Le tigre s'empare des hauts pics népalais

Le tigre s'empare des hauts pics népalais

01 mai 2020

L'ONG internationale WWF a photographié un tigre dans la chaîne de montagnes du Mahâbârat, dans le centre du Népal. Cette découverte permet aujourd'hui à l'association d'affirmer que le tigre, animal mythique en danger extrême d'extinction, peut trouver son habitat naturel dans des territoires de haute montagne.

En l'espace de 100 ans, la population de tigres à l'état sauvage dans le monde a diminué de 95%. Il ne restait en 2010 que 3200 individus répartis dans plusieurs pays d'Asie, comme l'Inde, la Chine, le Cambodge, ou encore le Népal. L'ONG environnementale WWF explique cette descente aux enfers par le fait que le tigre est, depuis 100 ans, l'une des espèces les plus braconnées sur Terre de par son charisme et ce qu'elle représente dans l'imaginaire collectif. Si la chasse du tigre est aujourd'hui interdite, elle continue d'animer le trafic international où des mafias s'arrachent la bête pour afficher symboliquement leur puissance ou vendre ses organes pour des pratiques de médecines traditionnelles ou à des décorateurs.

  Le tigre s'empare des hauts pics népalais  

De plus, l'habitat naturel du tigre subit d'énormes modifications depuis plusieurs années ce qui renforce encore plus la menace à son encontre. La surface de son habitat naturel se réduit et s'enclave drastiquement quand le nombre d'individus de l'espèce tombe en flèche. Les animaux ne se croisent plus, cela pose un gros problème de reproduction même si le tigre n'a par ailleurs aucun soucis de ce côté là si toutes les conditions sont réunis.

"Tiger x2"

L'ONG WWF a lancé en 2010 un plan d'action qui a pour objectif de doubler la population de tigres dans le monde, estimée à 3200 à cette époque. Les chercheurs, et activistes, veulent atteindre une population de 6000 individus en 2022.
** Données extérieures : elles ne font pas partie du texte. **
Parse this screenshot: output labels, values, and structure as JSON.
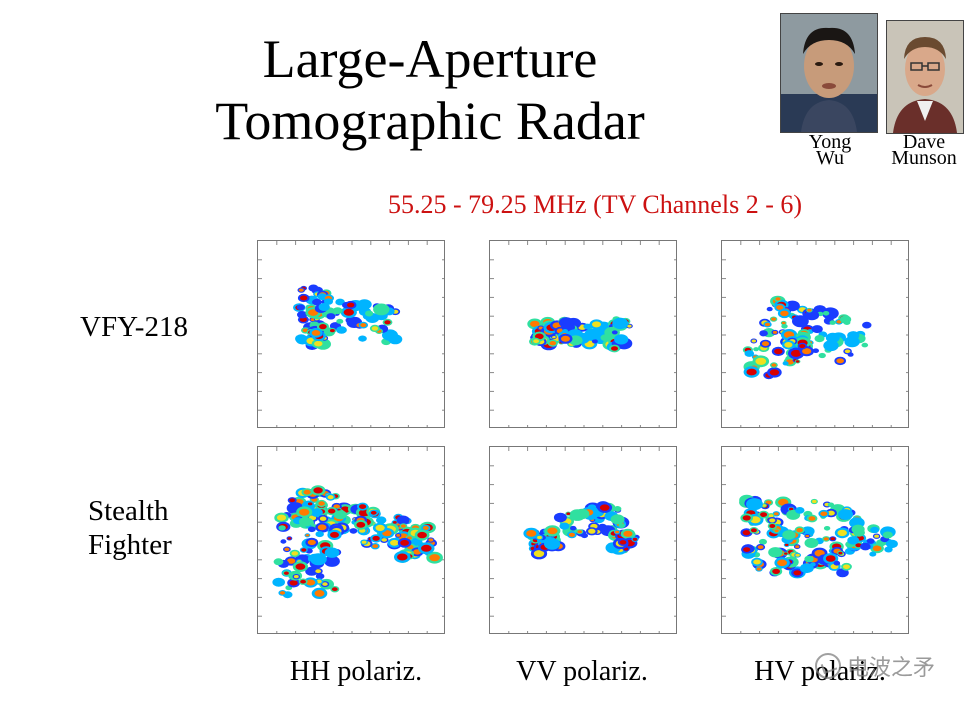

Pour ce faire, ils ont installé dans tous les pays d'habitat du tigre, des systèmes de pièges photographiques fonctionnant à infrarouge pour pister l'évolution de l'espèce dans son milieu naturel. Le résultat est saisissant puisque près de 500 tigres sauvages ont pu être photographiés depuis la mise en place de ce système soit 15% d'une population estimée aujourd'hui à 3890 individus. Une statistique qui paraît basse car beaucoup de régions demeurent cependant inexplorées et certains pays n'actualisent pas régulièrement leurs chiffres.

Une découverte rassurante

L'habitat naturel du tigre s'est historiquement cantonné aux plaines et forêts de basse altitude. WWF a cependant longuement recherché pour trouver des traces de l'animal en Inde et au Népal, respectivement dans les forêts de Boom et vers la chaîne Churia. L'intuition des chercheurs les a poussés à monter leurs caméras infrarouges plus en altitude pour observer si le tigre y avait trouvé chaussure à son pied. Ils ont, pendant un mois, quadrillé une zone de 130 km carrés dans la chaîne de montagnes du Mahâbârat au Népal installant leurs pièges photographiques entre 1600 et 2500 mètres d'altitude. Ils ont tapé dans le mille. Un tigre a bien été photographié dans cet habitant de haute montagne à 2500 m.

  Le tigre s'empare des hauts pics népalais  

Cette découverte extraordinaire ouvre grandement le champ d'étude, toujours dans ce projet de repeupler les habitats naturels de tigres. Premièrement, WWF peut ajourd'hui affirmer, que ceux-ci peuvent se trouver en haute montagne, ce qui n'avait encore jamais été prouvé. La zone paraît de ce fait adaptée aux besoins naturels de l'animal qui sont de se nourrir et de se reproduire.

L'adaptation est aussi grandement confirmée du côté du tigre. Cette photo permet aujourd'hui de démontrer que le fauve a pu trouver de lui-même un nouvel habitat dans des conditions totalement différentes de celles qu'il connaissait jusqu'à présent.